A Teen Speech Contest with the 2025 theme “Strength in Diversity” is open to students grades 7-12 with a deadline of October 15. The committee is accepting submissions of five-minute scripts with awards given for first place ($100), second place ($75) and third place ($50). The winning speech will be delivered on January 20 during the MLK program. Submissions should go to mlkcommittee24@gmail.com.

In the past Shegog has volunteered with the Bradshaw Mountain High School Connections Club to offer public-speaking opportunities for students. Representatives of Toastmasters came for four sessions during lunch periods to help students build public-speaking skills and confidence. Students participated in speech contests with prizes.

“I believe a high-school graduate is a present the school district offers the community,” Shegog said. “They need a chance to practice public speaking.”

Another event is scheduled for 3pm Sunday, November 24 at Emmanuel Lutheran Church in Prescott Valley. The Fall Choir Concert will feature four musical groups “with a nice variety of music,” Shegog said. This idea came about because four musical groups performed in this past year’s MLK celebration, extending the program to an hour and a half, which he says was too long for some. Those groups have been invited back to perform in a free public concert, with donations divided among the performing choirs. Meg Bohrman will emcee the event.

In addition to the four annual events, the committee is collaborating with the Museum of Indigenous People at two of its Powwows and on October 14 to celebrate Indigenous Peoples Day. Shegog continues to contribute to the Unity Scholarship he founded after the death of his partner in 2011, awarded to recognize community-service involvement by young people. Other ideas incubating in Helbling and Shegog’s heads are establishment of a banned-book club and compiling a directory of local businesses that are non-discriminatory and inclusive for everyone.
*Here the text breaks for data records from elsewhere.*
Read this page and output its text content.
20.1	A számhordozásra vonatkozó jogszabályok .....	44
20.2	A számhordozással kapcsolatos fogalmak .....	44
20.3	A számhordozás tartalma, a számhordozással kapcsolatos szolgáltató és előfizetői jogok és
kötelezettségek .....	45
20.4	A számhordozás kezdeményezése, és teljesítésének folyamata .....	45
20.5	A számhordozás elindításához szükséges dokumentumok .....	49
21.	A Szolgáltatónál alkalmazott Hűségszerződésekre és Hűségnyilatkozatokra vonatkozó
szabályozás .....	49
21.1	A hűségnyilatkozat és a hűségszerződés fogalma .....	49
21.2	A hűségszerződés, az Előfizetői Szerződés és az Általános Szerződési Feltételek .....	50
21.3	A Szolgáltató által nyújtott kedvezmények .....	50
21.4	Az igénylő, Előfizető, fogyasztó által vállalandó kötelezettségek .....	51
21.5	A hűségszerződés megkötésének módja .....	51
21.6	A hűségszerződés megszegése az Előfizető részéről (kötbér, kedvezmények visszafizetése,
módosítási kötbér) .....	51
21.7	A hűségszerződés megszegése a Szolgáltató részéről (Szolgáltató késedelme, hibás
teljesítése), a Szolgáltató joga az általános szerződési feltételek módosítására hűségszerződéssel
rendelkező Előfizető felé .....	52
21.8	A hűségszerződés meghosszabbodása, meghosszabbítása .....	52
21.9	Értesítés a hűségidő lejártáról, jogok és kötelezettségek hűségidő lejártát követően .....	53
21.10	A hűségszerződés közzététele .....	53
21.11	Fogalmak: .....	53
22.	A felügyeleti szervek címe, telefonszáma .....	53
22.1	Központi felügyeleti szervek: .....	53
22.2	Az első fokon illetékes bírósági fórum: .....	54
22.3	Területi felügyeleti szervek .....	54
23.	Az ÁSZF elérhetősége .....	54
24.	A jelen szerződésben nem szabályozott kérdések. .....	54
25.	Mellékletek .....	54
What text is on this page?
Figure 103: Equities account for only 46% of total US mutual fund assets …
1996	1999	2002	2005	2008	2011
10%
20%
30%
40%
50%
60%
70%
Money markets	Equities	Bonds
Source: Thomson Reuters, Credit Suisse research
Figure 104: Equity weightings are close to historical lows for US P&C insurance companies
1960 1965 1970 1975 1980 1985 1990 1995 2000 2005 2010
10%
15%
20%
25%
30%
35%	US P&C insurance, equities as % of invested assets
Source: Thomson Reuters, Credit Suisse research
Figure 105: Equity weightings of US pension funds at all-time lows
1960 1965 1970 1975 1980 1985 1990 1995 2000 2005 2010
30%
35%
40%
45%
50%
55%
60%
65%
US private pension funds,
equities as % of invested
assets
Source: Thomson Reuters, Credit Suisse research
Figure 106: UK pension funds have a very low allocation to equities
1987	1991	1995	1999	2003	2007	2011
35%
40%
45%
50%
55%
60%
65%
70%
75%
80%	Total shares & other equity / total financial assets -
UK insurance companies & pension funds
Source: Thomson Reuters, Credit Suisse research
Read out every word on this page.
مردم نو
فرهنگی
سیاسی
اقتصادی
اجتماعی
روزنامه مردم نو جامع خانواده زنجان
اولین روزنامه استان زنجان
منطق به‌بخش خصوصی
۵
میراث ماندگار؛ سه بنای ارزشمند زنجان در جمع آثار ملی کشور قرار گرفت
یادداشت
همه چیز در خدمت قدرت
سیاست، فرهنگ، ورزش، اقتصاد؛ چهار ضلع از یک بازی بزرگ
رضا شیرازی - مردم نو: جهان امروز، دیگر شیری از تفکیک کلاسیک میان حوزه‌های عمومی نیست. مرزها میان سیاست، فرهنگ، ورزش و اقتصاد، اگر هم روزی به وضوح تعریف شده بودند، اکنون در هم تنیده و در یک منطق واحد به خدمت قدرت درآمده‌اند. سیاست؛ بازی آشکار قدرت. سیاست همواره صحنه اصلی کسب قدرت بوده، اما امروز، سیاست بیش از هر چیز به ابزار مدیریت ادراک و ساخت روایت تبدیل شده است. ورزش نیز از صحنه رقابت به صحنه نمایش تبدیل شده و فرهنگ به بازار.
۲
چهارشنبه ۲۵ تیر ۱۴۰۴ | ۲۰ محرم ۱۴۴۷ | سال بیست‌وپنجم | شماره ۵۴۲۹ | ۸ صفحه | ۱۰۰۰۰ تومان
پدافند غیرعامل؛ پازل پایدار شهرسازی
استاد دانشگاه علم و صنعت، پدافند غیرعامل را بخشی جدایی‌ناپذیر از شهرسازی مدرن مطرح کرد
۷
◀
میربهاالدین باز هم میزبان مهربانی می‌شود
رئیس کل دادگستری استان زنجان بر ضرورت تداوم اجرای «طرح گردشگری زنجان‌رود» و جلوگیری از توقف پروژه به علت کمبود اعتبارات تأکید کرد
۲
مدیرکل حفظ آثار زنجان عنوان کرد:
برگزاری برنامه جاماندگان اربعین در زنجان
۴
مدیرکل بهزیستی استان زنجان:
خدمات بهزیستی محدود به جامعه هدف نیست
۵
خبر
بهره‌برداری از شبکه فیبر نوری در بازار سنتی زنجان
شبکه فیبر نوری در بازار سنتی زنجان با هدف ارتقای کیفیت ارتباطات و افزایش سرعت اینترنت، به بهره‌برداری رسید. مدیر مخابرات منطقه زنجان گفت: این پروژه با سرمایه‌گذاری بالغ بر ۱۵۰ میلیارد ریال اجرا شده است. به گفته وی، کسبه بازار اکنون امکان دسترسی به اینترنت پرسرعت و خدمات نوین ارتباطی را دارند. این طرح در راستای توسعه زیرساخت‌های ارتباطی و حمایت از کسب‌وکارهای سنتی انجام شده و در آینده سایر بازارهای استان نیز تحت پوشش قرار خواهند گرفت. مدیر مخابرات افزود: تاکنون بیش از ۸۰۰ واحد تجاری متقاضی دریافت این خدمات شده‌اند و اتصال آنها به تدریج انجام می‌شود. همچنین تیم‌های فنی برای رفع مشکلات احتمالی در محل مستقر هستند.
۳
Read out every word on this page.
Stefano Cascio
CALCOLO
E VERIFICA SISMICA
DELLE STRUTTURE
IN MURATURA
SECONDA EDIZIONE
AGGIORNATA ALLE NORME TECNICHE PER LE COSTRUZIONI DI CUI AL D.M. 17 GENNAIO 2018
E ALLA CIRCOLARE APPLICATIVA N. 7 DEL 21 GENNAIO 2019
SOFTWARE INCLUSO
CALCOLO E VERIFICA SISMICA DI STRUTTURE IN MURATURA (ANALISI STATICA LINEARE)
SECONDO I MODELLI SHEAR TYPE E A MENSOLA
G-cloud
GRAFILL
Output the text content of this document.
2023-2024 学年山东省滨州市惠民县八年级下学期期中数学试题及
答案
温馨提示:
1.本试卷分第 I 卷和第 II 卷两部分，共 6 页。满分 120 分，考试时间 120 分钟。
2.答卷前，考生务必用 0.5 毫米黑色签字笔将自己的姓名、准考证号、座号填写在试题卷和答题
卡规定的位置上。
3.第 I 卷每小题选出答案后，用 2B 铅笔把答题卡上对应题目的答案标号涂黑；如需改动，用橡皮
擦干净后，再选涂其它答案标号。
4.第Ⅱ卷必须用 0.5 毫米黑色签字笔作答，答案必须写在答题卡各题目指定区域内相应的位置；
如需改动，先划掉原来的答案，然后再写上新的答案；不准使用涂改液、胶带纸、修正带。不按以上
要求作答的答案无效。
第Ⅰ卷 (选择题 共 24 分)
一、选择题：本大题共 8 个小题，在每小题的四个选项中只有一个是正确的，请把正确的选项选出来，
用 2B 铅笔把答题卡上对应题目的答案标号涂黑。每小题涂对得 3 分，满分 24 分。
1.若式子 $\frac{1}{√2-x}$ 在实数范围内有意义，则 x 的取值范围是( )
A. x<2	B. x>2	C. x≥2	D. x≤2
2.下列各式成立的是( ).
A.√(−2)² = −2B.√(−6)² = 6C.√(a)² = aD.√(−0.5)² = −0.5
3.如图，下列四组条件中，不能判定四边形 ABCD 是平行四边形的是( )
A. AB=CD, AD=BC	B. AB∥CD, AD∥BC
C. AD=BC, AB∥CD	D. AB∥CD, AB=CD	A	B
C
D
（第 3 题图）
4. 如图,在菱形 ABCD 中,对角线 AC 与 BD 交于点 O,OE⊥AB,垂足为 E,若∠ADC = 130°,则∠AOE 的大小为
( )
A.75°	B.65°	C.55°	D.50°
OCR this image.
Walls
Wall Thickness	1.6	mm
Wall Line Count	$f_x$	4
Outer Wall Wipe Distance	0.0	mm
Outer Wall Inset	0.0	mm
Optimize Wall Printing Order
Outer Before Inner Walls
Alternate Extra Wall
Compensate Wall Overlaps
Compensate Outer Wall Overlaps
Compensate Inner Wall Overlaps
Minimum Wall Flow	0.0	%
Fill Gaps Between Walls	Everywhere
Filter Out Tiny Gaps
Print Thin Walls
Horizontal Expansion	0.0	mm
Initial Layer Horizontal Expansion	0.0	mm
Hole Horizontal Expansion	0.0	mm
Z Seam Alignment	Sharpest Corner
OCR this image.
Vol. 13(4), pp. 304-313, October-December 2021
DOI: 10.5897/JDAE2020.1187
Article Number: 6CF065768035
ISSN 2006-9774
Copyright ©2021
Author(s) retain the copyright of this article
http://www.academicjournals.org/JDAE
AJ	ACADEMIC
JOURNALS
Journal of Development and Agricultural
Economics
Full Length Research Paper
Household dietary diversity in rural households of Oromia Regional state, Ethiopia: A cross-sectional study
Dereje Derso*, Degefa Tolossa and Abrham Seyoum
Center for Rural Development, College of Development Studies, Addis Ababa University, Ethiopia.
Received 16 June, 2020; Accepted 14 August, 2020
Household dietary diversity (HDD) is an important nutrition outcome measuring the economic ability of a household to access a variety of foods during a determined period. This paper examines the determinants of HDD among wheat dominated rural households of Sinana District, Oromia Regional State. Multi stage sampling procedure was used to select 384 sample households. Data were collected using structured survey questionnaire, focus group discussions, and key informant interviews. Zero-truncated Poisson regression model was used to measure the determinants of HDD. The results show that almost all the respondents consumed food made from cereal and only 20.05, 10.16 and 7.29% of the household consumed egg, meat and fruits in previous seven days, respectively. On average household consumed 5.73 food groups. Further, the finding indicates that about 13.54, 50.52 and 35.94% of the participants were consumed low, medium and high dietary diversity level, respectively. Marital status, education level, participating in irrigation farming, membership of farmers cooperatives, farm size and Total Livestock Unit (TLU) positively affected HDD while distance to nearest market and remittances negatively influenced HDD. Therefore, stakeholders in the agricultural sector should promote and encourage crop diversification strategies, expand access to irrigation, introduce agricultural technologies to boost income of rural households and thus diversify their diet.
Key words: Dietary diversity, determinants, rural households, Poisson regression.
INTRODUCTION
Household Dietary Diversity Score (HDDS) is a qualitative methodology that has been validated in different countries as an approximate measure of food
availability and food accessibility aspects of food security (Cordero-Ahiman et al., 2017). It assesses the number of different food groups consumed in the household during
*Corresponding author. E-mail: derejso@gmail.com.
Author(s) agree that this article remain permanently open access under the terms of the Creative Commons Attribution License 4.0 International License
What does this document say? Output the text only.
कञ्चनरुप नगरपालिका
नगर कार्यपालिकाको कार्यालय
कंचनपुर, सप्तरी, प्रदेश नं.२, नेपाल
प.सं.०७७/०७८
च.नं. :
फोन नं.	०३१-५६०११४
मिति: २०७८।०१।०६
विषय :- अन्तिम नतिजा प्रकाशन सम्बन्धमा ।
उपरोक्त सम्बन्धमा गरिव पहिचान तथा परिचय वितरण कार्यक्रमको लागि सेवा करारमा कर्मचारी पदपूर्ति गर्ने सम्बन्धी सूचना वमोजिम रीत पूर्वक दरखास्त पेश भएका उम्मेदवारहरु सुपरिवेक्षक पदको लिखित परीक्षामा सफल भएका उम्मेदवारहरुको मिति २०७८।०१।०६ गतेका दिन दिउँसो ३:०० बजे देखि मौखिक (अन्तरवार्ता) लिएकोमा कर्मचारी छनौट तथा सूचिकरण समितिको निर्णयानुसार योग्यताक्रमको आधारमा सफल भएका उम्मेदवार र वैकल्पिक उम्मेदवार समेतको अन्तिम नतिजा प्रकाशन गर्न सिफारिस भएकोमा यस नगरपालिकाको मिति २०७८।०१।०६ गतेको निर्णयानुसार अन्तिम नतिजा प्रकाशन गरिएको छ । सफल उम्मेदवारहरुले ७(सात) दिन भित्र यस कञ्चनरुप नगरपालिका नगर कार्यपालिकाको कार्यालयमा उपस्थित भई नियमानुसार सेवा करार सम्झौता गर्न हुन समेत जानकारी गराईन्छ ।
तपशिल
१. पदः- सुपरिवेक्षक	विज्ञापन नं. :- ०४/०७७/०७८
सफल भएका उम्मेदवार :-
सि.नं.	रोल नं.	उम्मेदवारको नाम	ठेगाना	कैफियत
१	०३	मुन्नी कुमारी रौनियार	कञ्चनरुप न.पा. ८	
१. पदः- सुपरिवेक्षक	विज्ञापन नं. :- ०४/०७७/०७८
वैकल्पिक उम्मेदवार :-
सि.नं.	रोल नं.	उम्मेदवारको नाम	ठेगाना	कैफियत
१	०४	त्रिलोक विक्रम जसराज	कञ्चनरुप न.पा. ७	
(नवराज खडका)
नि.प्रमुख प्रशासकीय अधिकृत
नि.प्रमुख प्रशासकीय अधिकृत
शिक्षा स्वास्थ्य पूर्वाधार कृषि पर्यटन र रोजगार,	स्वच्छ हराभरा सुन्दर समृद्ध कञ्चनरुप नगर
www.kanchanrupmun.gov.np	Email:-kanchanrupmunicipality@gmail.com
But the MLK Committee’s action with perhaps the broadest reach has been calling out discrimination within Prescott-area communities. This is necessary, the MLK newsletter states, not only for those experiencing oppression but to help heal the oppressor.

Helbling said a recent survey with 250 responses included 68 people who had experienced an act of discrimination in Prescott. They want to draw the attention of City leadership to this.

They wrote up and presented non-discrimination language for inclusion in the city’s proposed 2025 General Plan, and received pushback from some members of the General Plan Review Committee at its July 31 meeting. Over the objections of two members — Mary Fredrickson, who called the listing of identifying characteristics “divisive and negative sounding,” and James McCarver, who said a generalized statement without including “emotionally charged” words would be more easily accepted — the language is now part of the proposed 2025 General Plan. The 60-day public-comment period for the entire document opened September 23.

Every initiative the MLK Peace and Justice Committee undertakes is to help Prescott be a safer and more comfortable place to live, Helbling said. “We have to be present in the community, and these events are keeping us visible.”

To view a recording of the July 31 General Plan Committee meeting, during which the non-discrimination language was discussed and approved, visit the Videos section of the City of Prescott Facebook page. The pertinent clip begins at the 4:20 mark.

Sue Tone is a retired local journalist.